It's not just about the couple; infidelity can cause lasting damage to children
Such proof might be that an A student had dropped to a D student, or that a child is regressing to things like wetting the bed or temper tantrums after learning about a parent's extramarital affair. Often such evidence requires expensive expert witnesses like child psychologists — whom the non-offending spouse must provide at high costs. Family members, friends or schoolteachers could offer testimony as well.
"We have tolerated for much too long the fiction that adultery generally does not harm children," Wardle wrote in a 2002 article in Catholic University Law Review. "Although our law and our courts may not be able to protect children from the tragic pain and long-term suffering caused by parental infidelity, the least the courts can do is recognize and speak the truth that children do suffer from parental infidelity."
Yet others argue that there are enough protections in the law to ensure that children are protected, even in cases of infidelity.

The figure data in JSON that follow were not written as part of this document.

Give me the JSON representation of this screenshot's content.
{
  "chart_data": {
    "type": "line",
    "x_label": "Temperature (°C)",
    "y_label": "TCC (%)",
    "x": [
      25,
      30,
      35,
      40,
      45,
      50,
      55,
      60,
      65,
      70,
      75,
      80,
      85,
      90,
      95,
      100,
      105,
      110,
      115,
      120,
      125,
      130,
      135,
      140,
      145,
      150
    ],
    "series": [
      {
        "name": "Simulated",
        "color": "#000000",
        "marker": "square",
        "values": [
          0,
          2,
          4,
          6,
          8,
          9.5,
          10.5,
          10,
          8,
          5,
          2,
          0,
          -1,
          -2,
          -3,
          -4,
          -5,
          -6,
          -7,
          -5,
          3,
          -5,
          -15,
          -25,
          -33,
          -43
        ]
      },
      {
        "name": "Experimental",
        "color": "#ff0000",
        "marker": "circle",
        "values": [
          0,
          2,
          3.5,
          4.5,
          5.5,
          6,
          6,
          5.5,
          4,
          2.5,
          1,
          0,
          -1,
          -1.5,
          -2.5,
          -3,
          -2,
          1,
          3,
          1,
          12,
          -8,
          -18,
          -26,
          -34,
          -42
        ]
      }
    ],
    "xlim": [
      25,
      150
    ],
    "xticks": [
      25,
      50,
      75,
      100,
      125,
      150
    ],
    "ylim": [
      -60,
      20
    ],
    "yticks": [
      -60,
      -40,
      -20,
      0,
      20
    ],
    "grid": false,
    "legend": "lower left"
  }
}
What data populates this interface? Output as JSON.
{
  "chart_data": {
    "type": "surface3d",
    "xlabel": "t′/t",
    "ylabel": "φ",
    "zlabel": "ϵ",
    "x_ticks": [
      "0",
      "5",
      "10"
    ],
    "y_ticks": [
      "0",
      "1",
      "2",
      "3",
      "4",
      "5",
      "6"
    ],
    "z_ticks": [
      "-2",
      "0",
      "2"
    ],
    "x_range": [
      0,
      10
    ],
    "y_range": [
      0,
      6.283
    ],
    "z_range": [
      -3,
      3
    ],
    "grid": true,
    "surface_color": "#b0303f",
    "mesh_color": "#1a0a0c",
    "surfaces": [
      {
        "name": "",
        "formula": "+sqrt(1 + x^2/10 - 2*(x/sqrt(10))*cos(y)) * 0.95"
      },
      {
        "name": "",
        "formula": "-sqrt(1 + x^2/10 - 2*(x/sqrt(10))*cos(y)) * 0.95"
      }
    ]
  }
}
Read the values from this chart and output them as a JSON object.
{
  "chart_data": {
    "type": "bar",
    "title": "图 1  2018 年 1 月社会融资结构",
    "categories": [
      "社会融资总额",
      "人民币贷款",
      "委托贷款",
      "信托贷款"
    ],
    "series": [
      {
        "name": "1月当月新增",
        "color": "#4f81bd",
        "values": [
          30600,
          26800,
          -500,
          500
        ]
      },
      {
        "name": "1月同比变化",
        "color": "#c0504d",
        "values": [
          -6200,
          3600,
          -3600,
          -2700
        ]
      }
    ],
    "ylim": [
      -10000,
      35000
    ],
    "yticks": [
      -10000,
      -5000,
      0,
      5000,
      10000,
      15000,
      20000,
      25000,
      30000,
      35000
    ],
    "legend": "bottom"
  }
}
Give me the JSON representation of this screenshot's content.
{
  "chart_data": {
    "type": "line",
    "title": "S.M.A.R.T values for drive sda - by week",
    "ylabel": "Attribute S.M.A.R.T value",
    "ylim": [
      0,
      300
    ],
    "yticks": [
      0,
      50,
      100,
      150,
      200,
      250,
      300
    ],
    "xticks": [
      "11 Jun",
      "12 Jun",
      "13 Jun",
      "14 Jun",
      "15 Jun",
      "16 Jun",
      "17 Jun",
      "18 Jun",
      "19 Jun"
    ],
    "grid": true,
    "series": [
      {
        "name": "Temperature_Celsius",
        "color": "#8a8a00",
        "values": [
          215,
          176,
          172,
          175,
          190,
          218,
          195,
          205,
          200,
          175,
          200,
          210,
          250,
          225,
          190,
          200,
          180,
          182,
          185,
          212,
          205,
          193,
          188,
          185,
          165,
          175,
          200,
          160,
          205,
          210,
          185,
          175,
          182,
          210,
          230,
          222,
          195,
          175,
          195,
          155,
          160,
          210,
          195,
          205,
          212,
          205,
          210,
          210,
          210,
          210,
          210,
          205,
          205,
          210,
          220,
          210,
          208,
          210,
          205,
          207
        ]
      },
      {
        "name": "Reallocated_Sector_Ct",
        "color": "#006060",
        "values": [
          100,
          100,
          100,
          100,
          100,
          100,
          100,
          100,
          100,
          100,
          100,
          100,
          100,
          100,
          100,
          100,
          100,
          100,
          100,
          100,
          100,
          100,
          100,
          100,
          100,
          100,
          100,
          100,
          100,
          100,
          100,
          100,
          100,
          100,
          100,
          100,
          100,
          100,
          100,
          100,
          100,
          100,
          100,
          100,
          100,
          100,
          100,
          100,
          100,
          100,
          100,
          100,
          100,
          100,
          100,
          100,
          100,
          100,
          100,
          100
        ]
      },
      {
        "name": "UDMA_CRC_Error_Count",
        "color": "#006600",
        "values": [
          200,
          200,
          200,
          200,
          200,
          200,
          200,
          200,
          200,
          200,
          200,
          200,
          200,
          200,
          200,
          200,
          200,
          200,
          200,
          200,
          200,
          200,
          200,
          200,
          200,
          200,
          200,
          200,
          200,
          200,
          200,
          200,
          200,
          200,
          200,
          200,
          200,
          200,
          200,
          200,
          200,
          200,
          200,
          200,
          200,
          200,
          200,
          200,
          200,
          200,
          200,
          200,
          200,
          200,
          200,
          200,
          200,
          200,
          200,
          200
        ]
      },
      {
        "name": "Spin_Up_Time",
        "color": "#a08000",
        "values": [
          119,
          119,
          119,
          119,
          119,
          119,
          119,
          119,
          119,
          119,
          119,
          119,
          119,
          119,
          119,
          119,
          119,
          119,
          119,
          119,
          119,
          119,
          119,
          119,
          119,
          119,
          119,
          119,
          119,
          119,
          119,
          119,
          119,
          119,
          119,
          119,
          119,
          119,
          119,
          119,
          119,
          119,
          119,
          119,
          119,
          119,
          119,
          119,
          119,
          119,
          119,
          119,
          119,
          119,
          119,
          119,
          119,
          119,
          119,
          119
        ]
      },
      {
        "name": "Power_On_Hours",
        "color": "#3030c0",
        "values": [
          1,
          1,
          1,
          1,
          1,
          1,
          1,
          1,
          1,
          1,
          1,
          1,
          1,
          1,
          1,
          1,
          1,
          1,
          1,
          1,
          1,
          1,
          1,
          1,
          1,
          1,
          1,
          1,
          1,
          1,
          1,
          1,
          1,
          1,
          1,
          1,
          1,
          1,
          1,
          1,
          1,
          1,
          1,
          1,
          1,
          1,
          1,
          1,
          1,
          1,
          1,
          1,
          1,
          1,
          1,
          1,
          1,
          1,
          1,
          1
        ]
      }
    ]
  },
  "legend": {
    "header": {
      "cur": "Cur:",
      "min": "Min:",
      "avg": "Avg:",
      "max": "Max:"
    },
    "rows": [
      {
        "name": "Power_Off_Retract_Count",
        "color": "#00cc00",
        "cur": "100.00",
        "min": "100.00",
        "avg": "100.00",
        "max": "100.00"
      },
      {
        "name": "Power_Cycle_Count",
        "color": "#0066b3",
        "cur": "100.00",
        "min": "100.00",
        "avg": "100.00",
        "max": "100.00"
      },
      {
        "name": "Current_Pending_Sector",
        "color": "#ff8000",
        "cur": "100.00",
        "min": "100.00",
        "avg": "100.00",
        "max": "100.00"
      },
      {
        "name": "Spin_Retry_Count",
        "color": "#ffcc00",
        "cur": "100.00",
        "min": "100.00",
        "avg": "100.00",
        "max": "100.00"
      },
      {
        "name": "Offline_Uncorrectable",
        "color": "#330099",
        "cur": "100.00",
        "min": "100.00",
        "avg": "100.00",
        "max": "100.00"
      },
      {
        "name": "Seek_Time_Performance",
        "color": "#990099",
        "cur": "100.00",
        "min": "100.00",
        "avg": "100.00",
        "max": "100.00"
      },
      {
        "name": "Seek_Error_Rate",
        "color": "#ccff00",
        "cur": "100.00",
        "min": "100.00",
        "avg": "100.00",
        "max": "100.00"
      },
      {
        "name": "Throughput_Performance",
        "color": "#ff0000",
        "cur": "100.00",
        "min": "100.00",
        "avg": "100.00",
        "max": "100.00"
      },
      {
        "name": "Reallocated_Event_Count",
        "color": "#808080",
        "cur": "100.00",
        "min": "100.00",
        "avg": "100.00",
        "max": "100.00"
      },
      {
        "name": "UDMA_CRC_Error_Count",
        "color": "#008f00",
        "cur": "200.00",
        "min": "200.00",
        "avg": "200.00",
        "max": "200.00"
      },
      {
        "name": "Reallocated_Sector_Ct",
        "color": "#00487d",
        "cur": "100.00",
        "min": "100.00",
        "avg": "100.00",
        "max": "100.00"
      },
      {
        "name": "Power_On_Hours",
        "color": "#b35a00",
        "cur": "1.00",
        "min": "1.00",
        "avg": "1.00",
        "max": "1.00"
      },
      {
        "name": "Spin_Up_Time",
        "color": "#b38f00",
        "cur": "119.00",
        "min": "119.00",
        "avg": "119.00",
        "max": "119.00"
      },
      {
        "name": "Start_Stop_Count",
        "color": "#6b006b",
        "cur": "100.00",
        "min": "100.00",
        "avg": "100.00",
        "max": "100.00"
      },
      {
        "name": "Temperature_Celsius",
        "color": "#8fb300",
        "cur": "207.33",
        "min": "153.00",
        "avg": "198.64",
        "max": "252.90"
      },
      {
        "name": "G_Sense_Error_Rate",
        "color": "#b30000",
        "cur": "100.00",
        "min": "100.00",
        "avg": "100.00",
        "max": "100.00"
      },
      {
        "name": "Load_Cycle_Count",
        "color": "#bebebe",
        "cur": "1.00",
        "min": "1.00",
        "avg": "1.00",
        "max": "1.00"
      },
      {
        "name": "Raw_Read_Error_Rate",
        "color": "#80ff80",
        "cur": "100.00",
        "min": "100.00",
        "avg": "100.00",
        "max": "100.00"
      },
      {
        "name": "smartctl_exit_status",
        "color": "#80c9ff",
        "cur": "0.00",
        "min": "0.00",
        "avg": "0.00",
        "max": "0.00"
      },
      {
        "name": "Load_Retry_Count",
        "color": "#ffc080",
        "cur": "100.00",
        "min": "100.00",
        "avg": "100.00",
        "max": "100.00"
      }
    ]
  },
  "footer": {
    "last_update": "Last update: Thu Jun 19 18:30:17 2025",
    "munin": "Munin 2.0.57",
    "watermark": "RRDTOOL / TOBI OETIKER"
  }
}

"There's no question in my mind that (adultery) is going to have negative ramifications, but from a legal standpoint, (the court is) just going to go down the (list of) factors," said Provo-based attorney Eric Paulson, who handles domestic-relation issues. He believes that if there are serious issues with a parent they'll almost always be addressed under one of the other factors.
"I think it's a quantum leap to say because the spouse isn't meeting the other spouse's needs, or because they betrayed their spouse, that therefore they're a horrible parent," he said. "I don't think any court is going to draw that conclusion."
What the court is most concerned about is conflict, no matter how that occurs.
"It's difficult for me to envision a situation," Evans said, "where one parent could be having an affair and that not be suggestive of heightened parental conflict."